I wanted to run to him, but the looming terror a few yards ahead of me kept me locked in place. There was no tearing my gaze away, no matter how much I told myself to. Because I knew what would happen if he looked up and recognized me, despite my blonde hair. But I couldn’t look away, because my past was staring at me in disbelief.

It was a gut punch. Crushing my entire being with the weight of his recognition.

And I had to run.

Six was ahead of me on the beach walk. If Digby caught up to me, if Six saw…

“Paisley?”

I froze at the name I hadn’t heard in a month. The pain twisted in my chest, propelling the frantic need to get as far from him as possible. I promptly dashed through some palm trees and up some stairs that led to a pool deck. There were a ton of people, and I hoped to lose him in the swarm.

I’d deal with the repercussion of leaving Six’s side later.

He called after me again as I worked my way through the crowd. If Six knew… If Six saw…

Digby.

I couldn’t stand it. Couldn’t forgive him.

Couldn’t forgive myself.

What cruel twist of fate would put him in Six’s path?

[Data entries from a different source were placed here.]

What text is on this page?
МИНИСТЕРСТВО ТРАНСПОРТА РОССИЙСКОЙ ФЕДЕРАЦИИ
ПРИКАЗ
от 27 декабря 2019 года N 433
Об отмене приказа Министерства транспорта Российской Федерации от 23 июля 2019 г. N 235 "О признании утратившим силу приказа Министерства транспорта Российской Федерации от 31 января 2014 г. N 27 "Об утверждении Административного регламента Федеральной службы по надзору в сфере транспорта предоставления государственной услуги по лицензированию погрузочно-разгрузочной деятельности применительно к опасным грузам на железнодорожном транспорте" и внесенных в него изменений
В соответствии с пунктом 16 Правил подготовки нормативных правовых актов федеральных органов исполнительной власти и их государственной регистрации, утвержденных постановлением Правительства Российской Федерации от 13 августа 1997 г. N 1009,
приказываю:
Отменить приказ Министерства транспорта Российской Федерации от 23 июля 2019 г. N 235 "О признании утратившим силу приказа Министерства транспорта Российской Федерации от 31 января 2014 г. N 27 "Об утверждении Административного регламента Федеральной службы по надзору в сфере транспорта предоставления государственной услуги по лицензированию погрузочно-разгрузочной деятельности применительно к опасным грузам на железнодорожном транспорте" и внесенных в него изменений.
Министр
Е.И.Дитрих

My eyes were wet, blurring my vision. With a set of exterior doors in sight, just through the hotel’s lobby, I breathed a sigh as I spotted the road to our hotel.

It was short lived though, because a strong arm grabbed on to me, stopping my getaway.

“Paisley?”

No.

No.

No, no, no!

I couldn’t turn, couldn’t look at him. Just froze. My mind spun, trying to figure out what to do.